O que o movimento da Renda Básica tem a aprender com a abolição da escravidão

Uma (auto)critica aos movimentos, projetos e organizações da sociedade civil

Marcus Brancaglione
Jul 25, 2017 · 13 min read

Na última entrevista dada aos amigos e aliados que lutam pela renda básica na Europa, creio que deixamos claro, talvez ainda mais claro que durante nossas palestras por lá, todas as diferenças de visão e abordagem sobre a renda básica em relação às tradicionais. Visão e abordagem que tem marcado tanto nosso trabalho quanto nossas propostas de realização; nossas práticas e ideais. E que acabaram por nortear para o sul do Equador tanto nossas proposições que vão além da nossa capacidade de mobilização civil, quanto aqueles que justamente por estarem dentro do nosso alcance social como simples cidadãos constituíram nossa experiência em Quatinga Velho.

Visão e abordagem que portanto não nasceram de preconcepções ideológicas, mas impactaram profundamente nas nossas estratégias e ideário de renda básica; e que foram se desenvolvendo ao longo da vivência dessa experiência de Quatinga Velho, exatamente como a mesma: conforme a luta e a necessidade. Neste processo, sempre frisamos, que desde o principio esta foi uma experiencia que nunca foi um experimento. Uma experiência sobre a qual se efetuaram estudos que resultaram em publicações que ajudaram a dar a conhecer e manter a ação social, e não estudos sobre os quais se constitui uma experiência para efetuar publicações para dar a conhecer e manter a renda básica, nem seus defensores econômico, politico e até academicamente.
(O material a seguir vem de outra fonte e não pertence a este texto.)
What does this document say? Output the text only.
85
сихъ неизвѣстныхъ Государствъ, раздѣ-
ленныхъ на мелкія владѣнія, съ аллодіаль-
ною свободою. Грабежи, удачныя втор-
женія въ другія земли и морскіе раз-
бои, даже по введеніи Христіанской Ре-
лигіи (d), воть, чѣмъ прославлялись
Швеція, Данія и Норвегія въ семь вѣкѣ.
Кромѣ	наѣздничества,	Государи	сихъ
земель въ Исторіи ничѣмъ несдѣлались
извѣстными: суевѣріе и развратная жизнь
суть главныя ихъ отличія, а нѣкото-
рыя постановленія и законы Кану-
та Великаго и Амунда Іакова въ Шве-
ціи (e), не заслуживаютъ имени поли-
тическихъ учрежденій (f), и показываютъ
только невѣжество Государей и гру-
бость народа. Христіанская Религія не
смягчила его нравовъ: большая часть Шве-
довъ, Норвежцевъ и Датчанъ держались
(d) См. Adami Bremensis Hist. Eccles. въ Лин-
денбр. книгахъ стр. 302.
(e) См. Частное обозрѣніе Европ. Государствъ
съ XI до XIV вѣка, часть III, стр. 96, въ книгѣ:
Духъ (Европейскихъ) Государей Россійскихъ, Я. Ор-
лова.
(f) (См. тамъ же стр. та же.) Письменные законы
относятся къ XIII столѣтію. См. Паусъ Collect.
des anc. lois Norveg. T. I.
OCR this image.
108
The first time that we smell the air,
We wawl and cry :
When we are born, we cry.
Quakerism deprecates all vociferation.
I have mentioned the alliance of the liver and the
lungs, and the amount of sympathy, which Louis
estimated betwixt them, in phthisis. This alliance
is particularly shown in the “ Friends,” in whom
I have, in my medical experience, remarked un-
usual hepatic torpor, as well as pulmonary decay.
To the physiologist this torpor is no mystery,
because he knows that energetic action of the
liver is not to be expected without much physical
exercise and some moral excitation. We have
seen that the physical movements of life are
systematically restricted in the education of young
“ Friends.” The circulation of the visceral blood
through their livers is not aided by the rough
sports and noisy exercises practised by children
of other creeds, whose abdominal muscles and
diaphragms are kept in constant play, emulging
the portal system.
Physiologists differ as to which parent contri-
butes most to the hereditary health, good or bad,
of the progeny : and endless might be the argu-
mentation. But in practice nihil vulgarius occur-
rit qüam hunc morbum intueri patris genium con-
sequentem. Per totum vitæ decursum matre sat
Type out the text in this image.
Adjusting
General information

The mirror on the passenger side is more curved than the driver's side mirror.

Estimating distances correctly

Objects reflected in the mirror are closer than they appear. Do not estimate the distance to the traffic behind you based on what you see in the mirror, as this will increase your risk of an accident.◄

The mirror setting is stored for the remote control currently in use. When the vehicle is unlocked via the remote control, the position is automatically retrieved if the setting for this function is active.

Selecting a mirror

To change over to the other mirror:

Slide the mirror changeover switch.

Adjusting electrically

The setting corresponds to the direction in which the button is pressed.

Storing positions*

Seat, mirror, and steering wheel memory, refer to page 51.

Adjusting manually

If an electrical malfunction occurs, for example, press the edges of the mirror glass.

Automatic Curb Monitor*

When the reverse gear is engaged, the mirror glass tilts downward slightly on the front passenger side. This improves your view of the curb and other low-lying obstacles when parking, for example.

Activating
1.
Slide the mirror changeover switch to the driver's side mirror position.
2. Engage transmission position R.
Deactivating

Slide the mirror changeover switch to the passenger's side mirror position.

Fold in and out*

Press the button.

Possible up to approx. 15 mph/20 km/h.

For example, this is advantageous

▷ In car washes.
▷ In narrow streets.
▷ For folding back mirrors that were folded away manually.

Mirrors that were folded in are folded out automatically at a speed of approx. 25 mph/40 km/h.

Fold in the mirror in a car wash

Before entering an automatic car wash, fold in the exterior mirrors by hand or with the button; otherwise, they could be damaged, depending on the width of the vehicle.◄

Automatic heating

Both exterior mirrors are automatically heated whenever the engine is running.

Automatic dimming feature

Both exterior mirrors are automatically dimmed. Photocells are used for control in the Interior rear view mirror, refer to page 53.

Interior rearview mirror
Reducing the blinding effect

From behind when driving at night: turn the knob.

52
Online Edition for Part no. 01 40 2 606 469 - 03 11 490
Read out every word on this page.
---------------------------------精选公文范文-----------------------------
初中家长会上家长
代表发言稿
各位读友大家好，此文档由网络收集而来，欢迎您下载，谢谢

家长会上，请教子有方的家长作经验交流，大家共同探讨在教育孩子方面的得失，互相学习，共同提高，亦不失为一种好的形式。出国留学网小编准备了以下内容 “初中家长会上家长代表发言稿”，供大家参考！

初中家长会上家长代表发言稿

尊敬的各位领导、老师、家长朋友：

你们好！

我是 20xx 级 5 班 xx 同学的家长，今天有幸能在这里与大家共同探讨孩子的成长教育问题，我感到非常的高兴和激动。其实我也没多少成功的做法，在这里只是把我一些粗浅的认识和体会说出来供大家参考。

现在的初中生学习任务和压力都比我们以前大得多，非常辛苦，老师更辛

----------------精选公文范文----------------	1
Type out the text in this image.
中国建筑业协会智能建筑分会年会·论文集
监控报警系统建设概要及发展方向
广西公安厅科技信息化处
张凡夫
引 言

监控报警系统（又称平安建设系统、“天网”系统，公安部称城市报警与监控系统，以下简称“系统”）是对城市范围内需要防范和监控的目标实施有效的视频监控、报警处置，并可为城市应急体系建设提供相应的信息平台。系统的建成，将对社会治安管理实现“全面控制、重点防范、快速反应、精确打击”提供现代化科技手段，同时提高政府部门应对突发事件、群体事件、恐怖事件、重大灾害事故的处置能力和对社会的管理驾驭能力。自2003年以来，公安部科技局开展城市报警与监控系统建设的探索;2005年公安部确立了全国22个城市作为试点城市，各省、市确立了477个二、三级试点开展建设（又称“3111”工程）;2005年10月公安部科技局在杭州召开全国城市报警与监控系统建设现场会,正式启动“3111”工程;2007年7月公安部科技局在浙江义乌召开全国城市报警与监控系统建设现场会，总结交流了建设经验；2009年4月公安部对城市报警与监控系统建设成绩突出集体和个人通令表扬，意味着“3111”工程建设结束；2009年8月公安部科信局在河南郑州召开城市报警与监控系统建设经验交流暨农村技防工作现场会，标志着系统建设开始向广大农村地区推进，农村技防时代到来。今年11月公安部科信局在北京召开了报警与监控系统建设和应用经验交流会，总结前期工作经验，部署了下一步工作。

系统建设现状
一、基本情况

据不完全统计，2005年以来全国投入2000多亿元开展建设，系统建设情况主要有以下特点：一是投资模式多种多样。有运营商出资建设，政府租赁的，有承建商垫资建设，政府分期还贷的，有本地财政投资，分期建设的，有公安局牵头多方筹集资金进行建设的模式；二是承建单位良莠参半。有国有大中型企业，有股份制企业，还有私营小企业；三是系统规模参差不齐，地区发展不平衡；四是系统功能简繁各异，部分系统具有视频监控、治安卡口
E aqui, como em muitas coisas que envolvem princípios a ordem dos fatores não altera só o produto, mas o caráter dos produtores.

Assim sendo, desde o princípio portanto o ReCivitas como a maior parte das organizações sociais, especialmente as periféricas, viveu no fio da navalha da necessidade de gritar aos quatro cantos da Terra que existíamos para não deixarmos de existir e, ao mesmo tempo que sem poder dar um passo em falso e transformar o projeto em zoológico social, e nós mesmos nos micos de circo de políticos ou empresários. Vivemos ou melhor sobrevivemos nestes 10 anos enfrentando esse dilema que é a própria luta das ações e movimentos sociais independentes, correr o risco constante de minguar por falta de recursos e apoio financeiro e até mesmo ser apagado por interesses políticos e econômicos corporativistas e afins, ou deixar-se engolir por eles.

Desde o princípio sempre tivemos clara nossa diretriz de não permitir que Quatinga Velho se torna palanque político; papel-higiênico de empresas. Porém, outra preocupação que também já existia por conta da nossa formação e que foi crescendo ao longo do tempo, foi a de manter o seu caráter experimental inerente a inovação, sem contudo deixar Quatinga Velho decair e se perverter em experimentação social com seres humanos. Sim social, mas ainda sim experimentação com gente, que só aceita participar voluntariamente de tais experimentos, não por conta da possibilidade de empoderamento e emancipação que eles representam, mas sim pela absoluta falta de qualquer coisa que lhes garanta essa dignidade.

Foi essa preocupação somada as constantes necessidades de sobrevivência, sem fugir desses princípios que fez com que Quatinga Velho fosse, ao longo do tempo, deixando de ser cada vez menos uma experiência e projeto-piloto, para se tornar de fato o que deve ser toda iniciativa cidadã, até mesmo por definição da sua razão e finalidade social: um projeto social. Sim com implicações na política, na economia e nos estudos acadêmicos, mas ainda sim um projeto social. Mesmo porque essas implicações não são, e nem devem ser objetivo dos projetos da sociedade, mas são as consequências inerentes dos resultados que produz. Até porque essa é a natureza e proceder dos outros setores, se apropriar do que o cidadão e a sociedade produz como seu objeto. O que diga-se de passagem não é nenhum problema, pelo contrário é parte da solução. Ou mais precisamente é solução consequente e não um problema quando esse procedimento é realizado sem perverter o projeto, pois mesmo que as finalidades destes não sejam propriamente sociais, e sim outras, políticas, econômicas ou científicas, se mantida intacta a natureza da ação social, seus resultados continuam a serem produzidos independente das outras intenções e propósitos agregados. Mas isso é um segundo momento e não o primeiro, pois se aqueles desenvolvedores que criam, inovam ou descobrem em diferentes áreas, não só fossem movidos por esses outros interesses jamais realizariam nada de novo. Não digo que é impossível, mas é bastante difícil desenvolver novas ideias, práticas, obras, que dirá programas e sistemas quando não se tem esse desenvolvimento em foco, mas tão somente os frutos, louros e lucros políticos financeiros ou pessoais desses resultados.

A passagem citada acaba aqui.